Когда ужин превратился в оргию, присутствующие, вдохновленные малагой и хересом, принялись петь. Они исполняли прекрасные дуэты, калабрийские песенки, испанские сегидильи, неаполитанские канцонетты. Опьянение светилось во всех глазах, оно охватило сердца, оно звучало в голосах и в музыке. Внезапно через край брызнуло чарующее веселье, какая-то безудержная сердечность и чисто итальянская жизнерадостность, о которых ничто не может дать представление людям, знающим только парижские балы, лондонские рауты и венские великосветские вечера. Шутки и слова любви скрещивались в воздухе, как пули во время битвы, и тонули во взрывах смеха, богохульствах и обращениях к Святой Деве и al Bambino. Кто-то уснул, улегшись на диване. Какая-то молодая девушка выслушивала признание в любви, не замечая, что проливает на скатерть вино. Одна только Замбинелла среди всего этого хаоса сидела задумчивая и словно пораженная ужасом. Она отказывалась пить, зато ела, пожалуй, даже слишком много. Но ведь говорят, что любовь вкусно поесть придает женщинам особую привлекательность!

Восхищаясь целомудрием своей возлюбленной, Сарразин мысленно строил планы будущего. "Она, должно быть, хочет, чтобы я женился на ней", - подумал он и погрузился в мечты о радостях этого брака. Всей его жизни, казалось ему, недостаточно, чтобы исчерпать счастье, источники которого таились на дне его души. Его сосед по столу, Витальяни, так часто подливал ему вина, что часам к трем ночи Сарразин, хоть и не будучи совершенно пьян, все же утратил способность бороться с охватившим его исступлением. В минуту безумного порыва он схватил сидевшую рядом с ним женщину и унес ее в маленький будуар, дверь которого, выходившая в гостиную, уже несколько раз в течение этой ночи привлекала его взор. Оказалось, что итальянка вооружена кинжалом.

- Если ты подойдешь ко мне, - воскликнула она, - я должна буду вонзить этот кинжал тебе в сердце! Я знаю, ты все равно стал бы презирать меня. Я слишком полна к тебе уважения, чтобы отдаться тебе в такой обстановке. Я не хочу оказаться недостойной твоей любви!

- Ах! - вскричал Сарразин. - Плохой способ гасить страсть, намеренно разжигая ее.
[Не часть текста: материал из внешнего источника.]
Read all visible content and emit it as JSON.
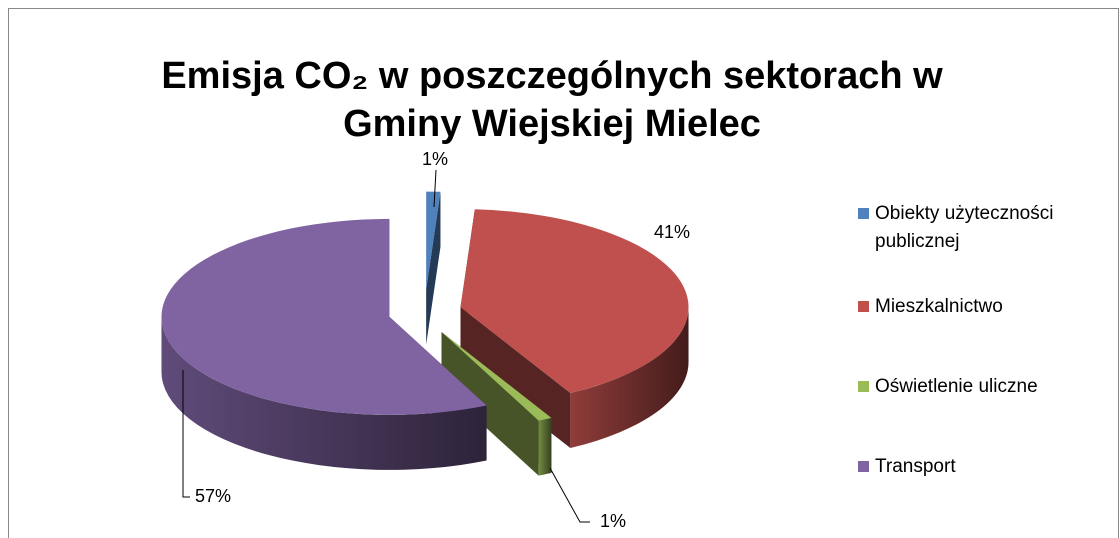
{
  "chart_data": {
    "type": "pie3d",
    "title": [
      "Emisja CO₂ w poszczególnych sektorach w",
      "Gminy Wiejskiej Mielec"
    ],
    "categories": [
      "Obiekty użyteczności publicznej",
      "Mieszkalnictwo",
      "Oświetlenie uliczne",
      "Transport"
    ],
    "values": [
      1,
      41,
      1,
      57
    ],
    "value_labels": [
      "1%",
      "41%",
      "1%",
      "57%"
    ],
    "colors": [
      "#4f81bd",
      "#c0504d",
      "#9bbb59",
      "#8064a2"
    ],
    "legend": "right"
  }
}
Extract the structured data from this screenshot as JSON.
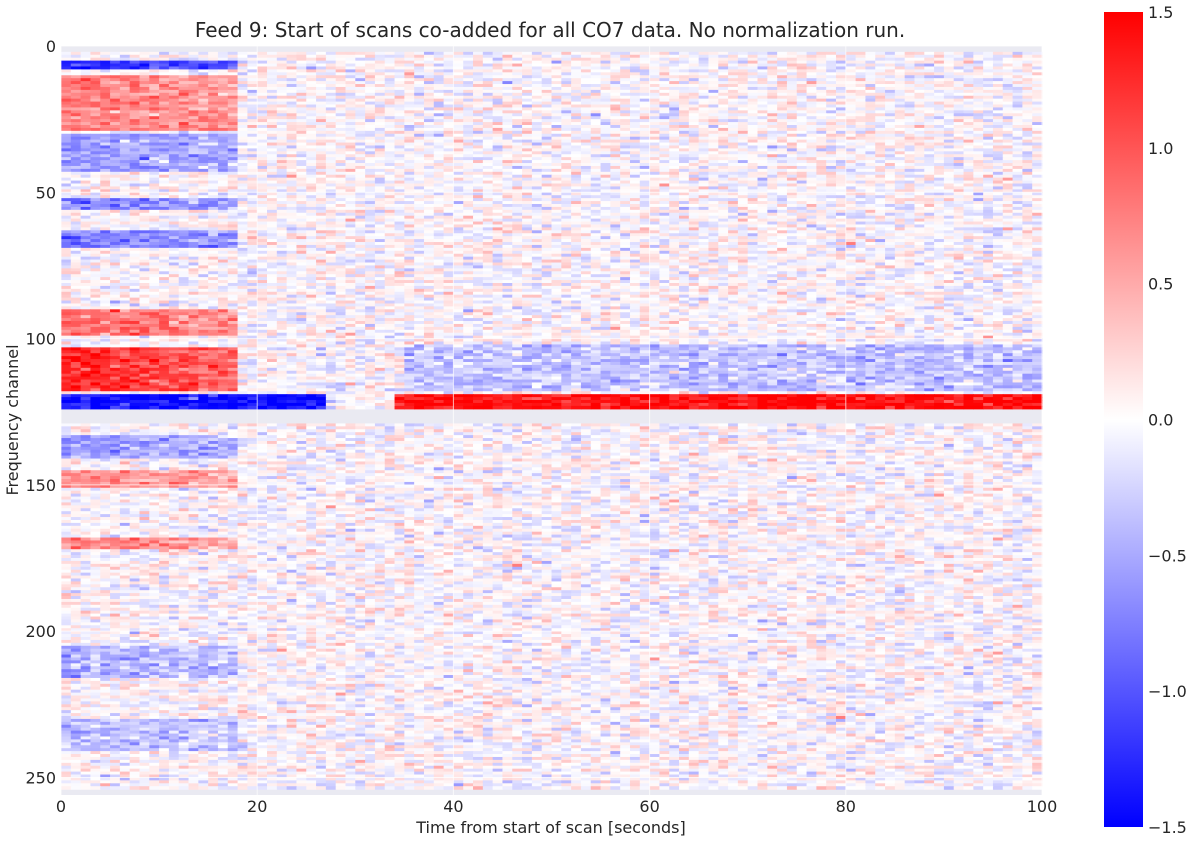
{
  "chart_data": {
    "type": "heatmap",
    "title": "Feed 9: Start of scans co-added for all CO7 data. No normalization run.",
    "xlabel": "Time from start of scan [seconds]",
    "ylabel": "Frequency channel",
    "xlim": [
      0,
      100
    ],
    "ylim": [
      256,
      0
    ],
    "x_ticks": [
      0,
      20,
      40,
      60,
      80,
      100
    ],
    "y_ticks": [
      0,
      50,
      100,
      150,
      200,
      250
    ],
    "grid": true,
    "colormap": "bwr",
    "colorbar": {
      "vmin": -1.5,
      "vmax": 1.5,
      "ticks": [
        1.5,
        1.0,
        0.5,
        0.0,
        -0.5,
        -1.0,
        -1.5
      ],
      "tick_labels": [
        "1.5",
        "1.0",
        "0.5",
        "0.0",
        "−0.5",
        "−1.0",
        "−1.5"
      ],
      "position": "right"
    },
    "masked_channel_ranges": [
      [
        0,
        2
      ],
      [
        124,
        129
      ],
      [
        254,
        256
      ]
    ],
    "features": [
      {
        "channels": [
          5,
          7
        ],
        "value": -1.3,
        "t_end": 18
      },
      {
        "channels": [
          10,
          28
        ],
        "value": 0.8,
        "t_end": 18
      },
      {
        "channels": [
          30,
          42
        ],
        "value": -0.6,
        "t_end": 18
      },
      {
        "channels": [
          52,
          55
        ],
        "value": -0.8,
        "t_end": 18
      },
      {
        "channels": [
          63,
          68
        ],
        "value": -0.8,
        "t_end": 18
      },
      {
        "channels": [
          90,
          98
        ],
        "value": 0.9,
        "t_end": 18
      },
      {
        "channels": [
          103,
          117
        ],
        "value": 1.3,
        "t_end": 18
      },
      {
        "channels": [
          119,
          123
        ],
        "value": -1.4,
        "t_start": 0,
        "t_end": 27
      },
      {
        "channels": [
          119,
          123
        ],
        "value": 1.4,
        "t_start": 34,
        "t_end": 100
      },
      {
        "channels": [
          102,
          117
        ],
        "value": -0.35,
        "t_start": 35,
        "t_end": 100
      },
      {
        "channels": [
          133,
          140
        ],
        "value": -0.6,
        "t_end": 18
      },
      {
        "channels": [
          145,
          150
        ],
        "value": 0.7,
        "t_end": 18
      },
      {
        "channels": [
          168,
          171
        ],
        "value": 0.7,
        "t_end": 18
      },
      {
        "channels": [
          205,
          215
        ],
        "value": -0.5,
        "t_end": 18
      },
      {
        "channels": [
          230,
          240
        ],
        "value": -0.4,
        "t_end": 18
      }
    ],
    "background_noise_sigma": 0.18
  }
}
Неужели ты настолько испорчена, что поступаешь, как молодая, но увядшая душой куртизанка, старающаяся распалить страсть мужчины, чтобы легче извлечь из нее выгоду?

- Но ведь сегодня пятница! - ответила она, испуганная необузданностью француза.

Сарразин, не отличавшийся чрезмерной набожностью, рассмеялся. Замбинелла, вскочив словно юная лань, бегом бросилась в зал, где происходило пиршество. Сарразина, вбежавшего туда вслед за нею, встретил адский хохот. Он увидел, что Замбинелла лежит в обмороке на кушетке. Она была бледна и, казалось, обессилена перенесенным только что потрясением.

Хотя Сарразин и мало понимал по-итальянски, он все же уловил слова, шепотом сказанные его возлюбленной подошедшему к ней Витальяни:

- Да ведь он убьет меня!

Эта странная сцена смутила молодого скульптора. Он пришел в себя. Несколько минут простоял он в неподвижности. Затем, снова обретя дар речи, уселся около Замбинеллы и стал уверять ее в своем глубоком к ней уважении. Он нашел в себе достаточно сил, чтобы, сдерживая свою страсть, произносить, обращаясь к этой женщине, самые восторженные речи. Описывая ей свою любовь, он бросил к ее ногам богатство своего красноречия, этого лучшего из защитников, которому женщины редко отказываются верить.

Когда загорелись первые лучи солнца, одна из артисток предложила поехать в Фраскати. Все радостными кликами приветствовали мысль провести весь день на вилле Людовизи. Витальяни вышел, чтобы нанять экипажи. Сарразину выпало счастье везти Замбинеллу в коляске. Не успели они выехать за город, как снова вспыхнуло веселье, временно подавленное борьбой с одолевавшим всех их сном. Эти люди, мужчины и женщины, по-видимому привыкли к такому странному образу жизни, к непрерывному веселью и постоянному нервному подъему, превращающему жизнь артистов в вечный, озаренный радостной беззаботностью праздник. Спутница скульптора одна только казалась подавленной.

- Не больны ли вы? - спросил Сарразин. - Не хотите ли лучше поехать домой?

- Я недостаточно крепка, чтобы переносить все эти излишества, - ответила она. - Мне нужно беречься, но с вами мне так хорошо! Если б не вы, я ни за что не согласилась бы присутствовать на этом ужине. От бессонной ночи я совсем теряю свежесть.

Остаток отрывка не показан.